Jason Sokol's There Goes My Everything

Check out Jason Sokol’s There Goes my Everything: White Southerners in the Age of Civil Rights, 1945-1975, which I put on the sidebar. The book can wander a bit at times, but provides some interesting insights into the contradictions, evolutions, and struggles within white communities during that era. I liked the fact that it made me view a widely debated topic in a slightly different light.

Take, for example, poor whites in New Orleans. Wealthier whites announced they would not accept integrated schools, and would pull their kids out and put them in private schools. There were some white families who crossed vicious picket lines to take their children to school because they did not have the luxury of paying private tuition (it should be noted that some—though not all--of them would have done so had they possessed the means). Doing so also took an enormous toll of them, even physically.

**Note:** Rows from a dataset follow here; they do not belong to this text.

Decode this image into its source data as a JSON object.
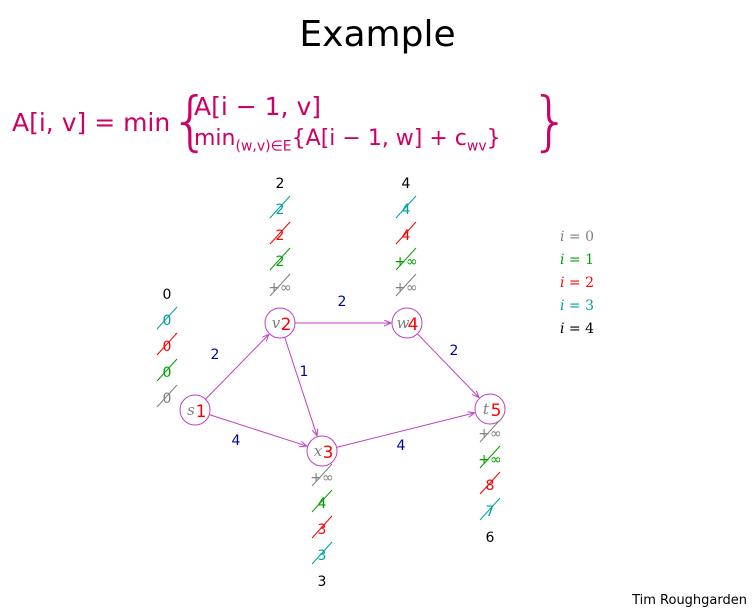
{
  "slide": {
    "title": "Example",
    "author": "Tim Roughgarden"
  },
  "formula": {
    "lhs": "A[i, v] = min",
    "case1": "A[i − 1, v]",
    "case2_min": "min",
    "case2_sub": "(w,v)∈E",
    "case2_rest": "{A[i − 1, w] + c",
    "case2_csub": "wv",
    "case2_close": "}"
  },
  "legend": [
    {
      "var": "i",
      "value": "= 0",
      "color": "#808080"
    },
    {
      "var": "i",
      "value": "= 1",
      "color": "#00a000"
    },
    {
      "var": "i",
      "value": "= 2",
      "color": "#ff0000"
    },
    {
      "var": "i",
      "value": "= 3",
      "color": "#00a0a0"
    },
    {
      "var": "i",
      "value": "= 4",
      "color": "#000000"
    }
  ],
  "nodes": [
    {
      "id": "s",
      "label": "s",
      "order": "1"
    },
    {
      "id": "v",
      "label": "v",
      "order": "2"
    },
    {
      "id": "w",
      "label": "w",
      "order": "4"
    },
    {
      "id": "x",
      "label": "x",
      "order": "3"
    },
    {
      "id": "t",
      "label": "t",
      "order": "5"
    }
  ],
  "edges": [
    {
      "from": "s",
      "to": "v",
      "cost": "2"
    },
    {
      "from": "s",
      "to": "x",
      "cost": "4"
    },
    {
      "from": "v",
      "to": "x",
      "cost": "1"
    },
    {
      "from": "v",
      "to": "w",
      "cost": "2"
    },
    {
      "from": "x",
      "to": "t",
      "cost": "4"
    },
    {
      "from": "w",
      "to": "t",
      "cost": "2"
    }
  ],
  "value_stacks": [
    {
      "node": "s",
      "values": [
        {
          "text": "0",
          "color": "#808080",
          "crossed": true
        },
        {
          "text": "0",
          "color": "#00a000",
          "crossed": true
        },
        {
          "text": "0",
          "color": "#ff0000",
          "crossed": true
        },
        {
          "text": "0",
          "color": "#00a0a0",
          "crossed": true
        },
        {
          "text": "0",
          "color": "#000000",
          "crossed": false
        }
      ]
    },
    {
      "node": "v",
      "values": [
        {
          "text": "+∞",
          "color": "#808080",
          "crossed": true
        },
        {
          "text": "2",
          "color": "#00a000",
          "crossed": true
        },
        {
          "text": "2",
          "color": "#ff0000",
          "crossed": true
        },
        {
          "text": "2",
          "color": "#00a0a0",
          "crossed": true
        },
        {
          "text": "2",
          "color": "#000000",
          "crossed": false
        }
      ]
    },
    {
      "node": "w",
      "values": [
        {
          "text": "+∞",
          "color": "#808080",
          "crossed": true
        },
        {
          "text": "+∞",
          "color": "#00a000",
          "crossed": true
        },
        {
          "text": "4",
          "color": "#ff0000",
          "crossed": true
        },
        {
          "text": "4",
          "color": "#00a0a0",
          "crossed": true
        },
        {
          "text": "4",
          "color": "#000000",
          "crossed": false
        }
      ]
    },
    {
      "node": "x",
      "values": [
        {
          "text": "+∞",
          "color": "#808080",
          "crossed": true
        },
        {
          "text": "4",
          "color": "#00a000",
          "crossed": true
        },
        {
          "text": "3",
          "color": "#ff0000",
          "crossed": true
        },
        {
          "text": "3",
          "color": "#00a0a0",
          "crossed": true
        },
        {
          "text": "3",
          "color": "#000000",
          "crossed": false
        }
      ]
    },
    {
      "node": "t",
      "values": [
        {
          "text": "+∞",
          "color": "#808080",
          "crossed": true
        },
        {
          "text": "+∞",
          "color": "#00a000",
          "crossed": true
        },
        {
          "text": "8",
          "color": "#ff0000",
          "crossed": true
        },
        {
          "text": "7",
          "color": "#00a0a0",
          "crossed": true
        },
        {
          "text": "6",
          "color": "#000000",
          "crossed": false
        }
      ]
    }
  ],
  "colors": {
    "formula": "#cc0066",
    "edge": "#c040c0",
    "node": "#c040c0",
    "edge_cost": "#0000a0",
    "order": "#ff0000",
    "strike": "#000000"
  }
}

Of course, racial problems persist here in the South (though these days when you look especially at immigration issues, I don’t think they’re necessarily much worse than anywhere else) but another theme is how desegregation occurred much quicker than most people thought. Some whites barely changed their views, but many others quickly adjusted, even though a few years earlier most people thought Jim Crow would last forever because it was so embedded legally and culturally. They had been taught not to question it.

The book ends with a discussion, already raised by civil rights leaders 40+ years ago, that segregation is a fundamentally white problem. Achieving change required white southerners to internalize that it was simply unacceptable to claim that racial discrimination was consistent with democracy, and to argue that African Americans preferred the status quo (Sokol does a nice job of showing how whites would say “their” blacks were perfectly happy). Accepting these things also could even entail a certain catharsis: “The civil rights movement was about breaking down physical and legal barriers, but it also allowed white southerners to reimagine their lives and worlds” (p. 321).

Along those lines, I would’ve liked to see a more detailed discussion about how all this related to the white southerner president who did so much for the civil rights movement. I am waiting (and will have to keep waiting for years, I think) for Robert Caro’s new installment of his compelling biographies of Lyndon Johnson (I loved Master of the Senate).

2 comments:

Chris Lawrence 11:25 PM  

Sounds like an interesting book; since it turns out I'm teaching southern politics in the fall (instead of the spring, which is what I'd previously thought) I'll have to check it out ASAP.

Greg Weeks 5:49 AM  

I think it would be very accessible for undergrads.